Sumber petaka dari krisis lingkungan hidup dan krisis lainnya adalah ketidaksadaran akan kemampuan diri menjadi bagian dari perubahan sistem yang carut marut. Segala macam ketimpangan yang ada justru dilanggengkan dengan kebiasaan-kebiasaan kita mengkonsumsi/membeli, tanpa mempertanyakan masalah harga, asal bahan baku, trend yang muncul di pasaran apalagi etika bisnis. Kebiasaan kecanduan akan merek dan gaya hidup tertentu yang seringkali dianggap representasi diri dan kualitas diri juga sangat sulit untuk dibenahi. Semua perusahaan berlomba lomba memproduksi, apapun, untuk dijual, mendapatkan keuntungan. Sayangnya belum ada batasan berapa keuntungan yang adil dan batasan kekayaan yang bisa dimiliki individu tanpa mengorbankan banyak hal.  Adakah batasan yang pantas untuk mengeksploitasi sumber daya alam atas nama kebutuhan pasar . Berapa persen dari populasi dunia yang nota bene adalah pemilik usaha dan berapa persen yang dianggap target pemasaran? Populasi konsumen (target pemasaran) yang dianggap sebatas deretan angka (dan sayangnya secara tidak sadar kita setuju hanya dianggap angka) merupakan kekuatan yang sesungguhnya dalam penentuan kebijakan ekonomi atau kebijakan apapun. 

Bagaimana menjadi bagian dari perubahan tanpa harus jadi pahlawan kesiangan bukan hal yang luar biasa susah. Memulainya dari belajar mencari nama perusahaan yang memproduksi barang, dari mana bahan bakunya didapat, bagaimana praktek bisnisnya, seberapa banyak tumpukan sampah di rumah jika membeli produk dalam kemasan, bagaimana dampak dari keputusan untuk membelanjakan uang untuk produk -produk tertentu, mencari alternatif produk yang relatif lebih aman, mengenali dan mengidentifikasi merek -merek yang mendominasi pasar hingga memahami dampaknya terhadap lingkungan hidup dan perekonomian di lingkungan tempat kita berada, semua itu merupakan beberapa tahapan yang dapat membantu memahami sedikit demi sedikit krisis yang kita buat secara tidak sadar.

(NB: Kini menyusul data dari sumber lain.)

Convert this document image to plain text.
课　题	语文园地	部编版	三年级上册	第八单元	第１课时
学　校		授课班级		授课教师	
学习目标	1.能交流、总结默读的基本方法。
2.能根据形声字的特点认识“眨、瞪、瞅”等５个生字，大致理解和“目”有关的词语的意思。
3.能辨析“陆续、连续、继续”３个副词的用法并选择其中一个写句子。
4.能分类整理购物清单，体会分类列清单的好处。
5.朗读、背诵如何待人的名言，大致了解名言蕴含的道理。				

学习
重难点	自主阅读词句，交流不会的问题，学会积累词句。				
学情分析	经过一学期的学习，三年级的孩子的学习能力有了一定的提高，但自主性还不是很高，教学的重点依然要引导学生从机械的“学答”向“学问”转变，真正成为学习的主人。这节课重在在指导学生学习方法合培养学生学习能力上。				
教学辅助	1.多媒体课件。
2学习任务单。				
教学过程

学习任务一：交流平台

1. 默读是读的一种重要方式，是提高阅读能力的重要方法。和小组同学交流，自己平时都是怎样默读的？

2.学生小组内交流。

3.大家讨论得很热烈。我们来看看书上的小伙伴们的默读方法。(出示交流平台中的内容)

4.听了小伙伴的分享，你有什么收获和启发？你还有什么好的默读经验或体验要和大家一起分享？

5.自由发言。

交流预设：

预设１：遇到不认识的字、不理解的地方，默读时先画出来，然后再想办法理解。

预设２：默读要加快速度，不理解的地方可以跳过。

Sekedar berlatih bertanya pada pedagang sayur di pasar dari mana mereka mendapatkan pasokan sayurnya, di luar dugaan, dapat menuntun kita pada pemahaman akan krisis bahkan solusi.

Perusahaan berfokus pada upaya menjual, menjual dan menjual, dan salah satu upaya agar produk yang mereka coba pasarkan dapat diserap konsumen adalah beriklan. Jeli dalam mengamati pesan-pesan terselubung, berupaya untuk kritis mempertayankan “kebenaran” akan citra yang dibentuk perusahaan merupakan kebiasaan yang harus terus menerus dipupuk agar tidak terus menerus terjebak dalam sistem yang merusak, agar terlepas dari budaya “membeli adalah tanda bahwa kita eksis karena sanggup bayar”. Produsen berupaya menciptakan kebutuhan, sedangkan definisi kebutuhan semakin jauh dari arti sebenarnya, yang pada hakikatnya, kebutuhan yang paling medasar adalah tanah, air, udara yang bersih dan hak untuk hidup. Jadi pertanyaan yang harus sering diulang ulang dalam benak adalah, jika saya tidak membeli produk X merek AIUEO, apa yang akan terjadi pada saya, matikah? Latihan seperti ini bisa dilakukan sambil bersenang senang di dalam mall atau supermarket. Bahkan Anda akan tergelak sendiri ketika memahami betapa mudahnya untuk berkata tidak terhadap kendali satu perusahaan besar, sedangkan Anda memiliki kemampuan untuk membeli apapun yang Anda pikir perlu. Jadilah tuan dalam pemikiran kita sendiri. Mulai saja dari situ.